Few in their right minds truly want to be first lady, or go through the increasingly circus-like process of trying to become one. Politico, and the breed of horse-race, minutiae-driven reporting it represents, hasn't make this any easier, and now here it is recognizing the newly frank reluctance of some prospective first ladies.
This part gets meta:
In an era of the 24-7 news cycle and no-holds-barred opposition research, where nearly everything about a candidate's personal and family life is considered fair game, the spouse's acquiescence to a campaign has itself become a news event.
The spouse in question is Cheri Daniels, wife of potential Republican presidential candidate Mitch. Of course, Politico itself was the one to predict in its news story on her "acquiescence," predicting it would "raise eyebrows."
In any case, we believe it is a Thing that the wives of elected officials currently hemming and hawing about the presidency are being more open about how much it sucks. Marsha Barbour, wife of Haley, told a local reporter of the notion of her husband running for president, "It horrifies me." (We agree on something!) And South Dakota Senator John Thune told Politico that his wife had read Game Changer, notorious for its depiction of Elizabeth Edwards as a bitchy psychopath, adding, "It was not helpful... [it was] a downer." He ultimately decided not to run.
Politico's analysis is that "the increasingly prevalent and open expressions of spousal doubts suggest campaigns have altered their expectations for spouses and are moving toward more realistic and authentic expressions of their family circumstances." But strangely enough, it doesn't even mention the name of the potential First Lady who not only openly expressed her doubts about her husband running, but also ended up in the White House against many odds.

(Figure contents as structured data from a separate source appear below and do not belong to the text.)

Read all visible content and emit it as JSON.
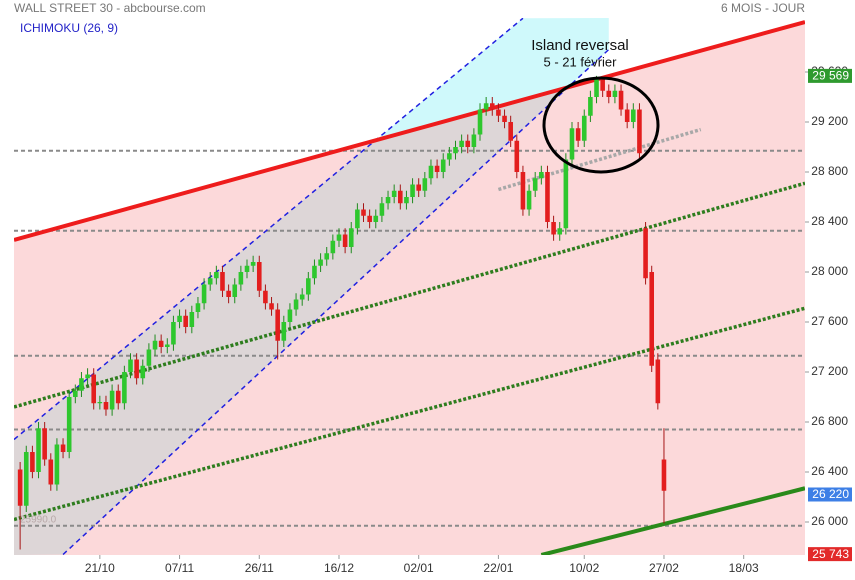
{
  "chart_data": {
    "type": "candlestick",
    "title": "WALL STREET 30 - abcbourse.com",
    "period": "6 MOIS - JOUR",
    "indicator": "ICHIMOKU (26, 9)",
    "annotation_title": "Island reversal",
    "annotation_subtitle": "5 - 21 février",
    "low_note": "25990.0",
    "up_color": "#2ec72e",
    "down_color": "#e31e1e",
    "xlim": [
      -1,
      128
    ],
    "ylim": [
      25736,
      30032
    ],
    "xticks": [
      {
        "value": 13,
        "label": "21/10"
      },
      {
        "value": 26,
        "label": "07/11"
      },
      {
        "value": 39,
        "label": "26/11"
      },
      {
        "value": 52,
        "label": "16/12"
      },
      {
        "value": 65,
        "label": "02/01"
      },
      {
        "value": 78,
        "label": "22/01"
      },
      {
        "value": 92,
        "label": "10/02"
      },
      {
        "value": 105,
        "label": "27/02"
      },
      {
        "value": 118,
        "label": "18/03"
      }
    ],
    "yticks": [
      {
        "value": 26000,
        "label": "26 000"
      },
      {
        "value": 26400,
        "label": "26 400"
      },
      {
        "value": 26800,
        "label": "26 800"
      },
      {
        "value": 27200,
        "label": "27 200"
      },
      {
        "value": 27600,
        "label": "27 600"
      },
      {
        "value": 28000,
        "label": "28 000"
      },
      {
        "value": 28400,
        "label": "28 400"
      },
      {
        "value": 28800,
        "label": "28 800"
      },
      {
        "value": 29200,
        "label": "29 200"
      },
      {
        "value": 29600,
        "label": "29 600"
      }
    ],
    "open": [
      26420,
      26130,
      26560,
      26400,
      26750,
      26500,
      26300,
      26620,
      26560,
      27000,
      27050,
      27150,
      27180,
      26950,
      26960,
      26900,
      27050,
      26950,
      27200,
      27300,
      27150,
      27250,
      27380,
      27450,
      27400,
      27420,
      27600,
      27650,
      27560,
      27680,
      27750,
      27900,
      27950,
      28000,
      27850,
      27800,
      27900,
      28000,
      28050,
      28080,
      27850,
      27750,
      27700,
      27450,
      27600,
      27700,
      27780,
      27820,
      27950,
      28050,
      28100,
      28150,
      28250,
      28300,
      28200,
      28350,
      28500,
      28450,
      28400,
      28450,
      28550,
      28600,
      28650,
      28550,
      28600,
      28700,
      28650,
      28750,
      28850,
      28800,
      28900,
      28950,
      29000,
      29050,
      29000,
      29100,
      29300,
      29350,
      29300,
      29250,
      29200,
      29050,
      28800,
      28500,
      28650,
      28750,
      28800,
      28400,
      28300,
      28350,
      28900,
      29150,
      29050,
      29250,
      29400,
      29550,
      29450,
      29400,
      29450,
      29300,
      29200,
      29300,
      28350,
      28000,
      27300,
      26500
    ],
    "high": [
      26480,
      26610,
      26610,
      26800,
      26800,
      26550,
      26670,
      26670,
      27050,
      27100,
      27200,
      27230,
      27230,
      27010,
      27010,
      27100,
      27100,
      27250,
      27350,
      27350,
      27300,
      27430,
      27500,
      27500,
      27470,
      27650,
      27700,
      27700,
      27730,
      27800,
      27950,
      28000,
      28050,
      28050,
      27900,
      27950,
      28050,
      28100,
      28130,
      28130,
      27900,
      27800,
      27750,
      27650,
      27750,
      27830,
      27870,
      28000,
      28100,
      28150,
      28200,
      28300,
      28350,
      28350,
      28400,
      28550,
      28550,
      28500,
      28500,
      28600,
      28650,
      28700,
      28700,
      28650,
      28750,
      28750,
      28800,
      28900,
      28900,
      28950,
      29000,
      29050,
      29100,
      29100,
      29150,
      29350,
      29400,
      29400,
      29350,
      29300,
      29250,
      29100,
      28850,
      28700,
      28800,
      28850,
      28850,
      28450,
      28400,
      28950,
      29200,
      29200,
      29300,
      29450,
      29569,
      29560,
      29500,
      29500,
      29500,
      29350,
      29350,
      29350,
      28400,
      28050,
      27350,
      26750
    ],
    "low": [
      25780,
      26080,
      26350,
      26350,
      26450,
      26250,
      26250,
      26510,
      26510,
      26950,
      27000,
      27100,
      26900,
      26900,
      26850,
      26850,
      26900,
      26900,
      27150,
      27100,
      27100,
      27200,
      27330,
      27350,
      27350,
      27370,
      27550,
      27510,
      27510,
      27630,
      27700,
      27850,
      27900,
      27800,
      27750,
      27750,
      27850,
      27950,
      28000,
      27800,
      27700,
      27650,
      27300,
      27400,
      27550,
      27650,
      27730,
      27770,
      27900,
      28000,
      28050,
      28100,
      28200,
      28150,
      28150,
      28300,
      28400,
      28350,
      28350,
      28400,
      28500,
      28550,
      28500,
      28500,
      28550,
      28600,
      28600,
      28700,
      28750,
      28750,
      28850,
      28900,
      28950,
      28950,
      28950,
      29050,
      29250,
      29250,
      29200,
      29150,
      29000,
      28750,
      28450,
      28450,
      28600,
      28700,
      28350,
      28250,
      28250,
      28300,
      28850,
      29000,
      29000,
      29200,
      29350,
      29400,
      29350,
      29350,
      29250,
      29150,
      29150,
      28900,
      27900,
      27200,
      26900,
      25990
    ],
    "close": [
      26130,
      26560,
      26400,
      26750,
      26500,
      26300,
      26620,
      26560,
      27000,
      27050,
      27150,
      27180,
      26950,
      26960,
      26900,
      27050,
      26950,
      27200,
      27300,
      27150,
      27250,
      27380,
      27450,
      27400,
      27420,
      27600,
      27650,
      27560,
      27680,
      27750,
      27900,
      27950,
      28000,
      27850,
      27800,
      27900,
      28000,
      28050,
      28080,
      27850,
      27750,
      27700,
      27450,
      27600,
      27700,
      27780,
      27820,
      27950,
      28050,
      28100,
      28150,
      28250,
      28300,
      28200,
      28350,
      28500,
      28450,
      28400,
      28450,
      28550,
      28600,
      28650,
      28550,
      28600,
      28700,
      28650,
      28750,
      28850,
      28800,
      28900,
      28950,
      29000,
      29050,
      29000,
      29100,
      29300,
      29350,
      29300,
      29250,
      29200,
      29050,
      28800,
      28500,
      28650,
      28750,
      28800,
      28400,
      28300,
      28350,
      28900,
      29150,
      29050,
      29250,
      29400,
      29550,
      29450,
      29400,
      29450,
      29300,
      29200,
      29300,
      28950,
      27950,
      27250,
      26950,
      26250
    ],
    "hlines": [
      28970,
      28330,
      27330,
      26740,
      25970
    ],
    "resistance": {
      "color": "#ee1c1c",
      "x": [
        -1,
        128
      ],
      "y": [
        28256,
        30000
      ]
    },
    "channel": {
      "color": "#2020e0",
      "upper_x": [
        -1,
        82
      ],
      "upper_y": [
        26660,
        30030
      ],
      "lower_x": [
        7,
        96
      ],
      "lower_y": [
        25740,
        29780
      ]
    },
    "dotted_lines": [
      {
        "color": "#2e7d1e",
        "x": [
          -1,
          128
        ],
        "y": [
          26920,
          28710
        ]
      },
      {
        "color": "#2e7d1e",
        "x": [
          -1,
          128
        ],
        "y": [
          26020,
          27710
        ]
      },
      {
        "color": "#a8a8a8",
        "x": [
          78,
          111
        ],
        "y": [
          28660,
          29140
        ]
      }
    ],
    "support": {
      "color": "#2a8a1a",
      "x": [
        85,
        128
      ],
      "y": [
        25736,
        26270
      ]
    },
    "markers": [
      {
        "value": 29569,
        "label": "29 569",
        "color": "#2f9a2f"
      },
      {
        "value": 26220,
        "label": "26 220",
        "color": "#3d7fe6"
      },
      {
        "value": 25743,
        "label": "25 743",
        "color": "#e22a2a"
      }
    ]
  }
}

That would be Michelle Obama, who famously had to be talked into letting her husband run for the Democratic nomination, and who exacted from him a promise that he would quit smoking in exchange. She would later be accused of excessively chiding him in public, among many other indignities. Her life as First Lady is, by all accounts, rich and interesting and full of experiences she would not have had as a hospital executive or even the wife of a Senator. And yet no one could say, given how circumscribed the role of the First Lady still is and what Obama being president has meant for the family, that she wasn't wrong to have her doubts.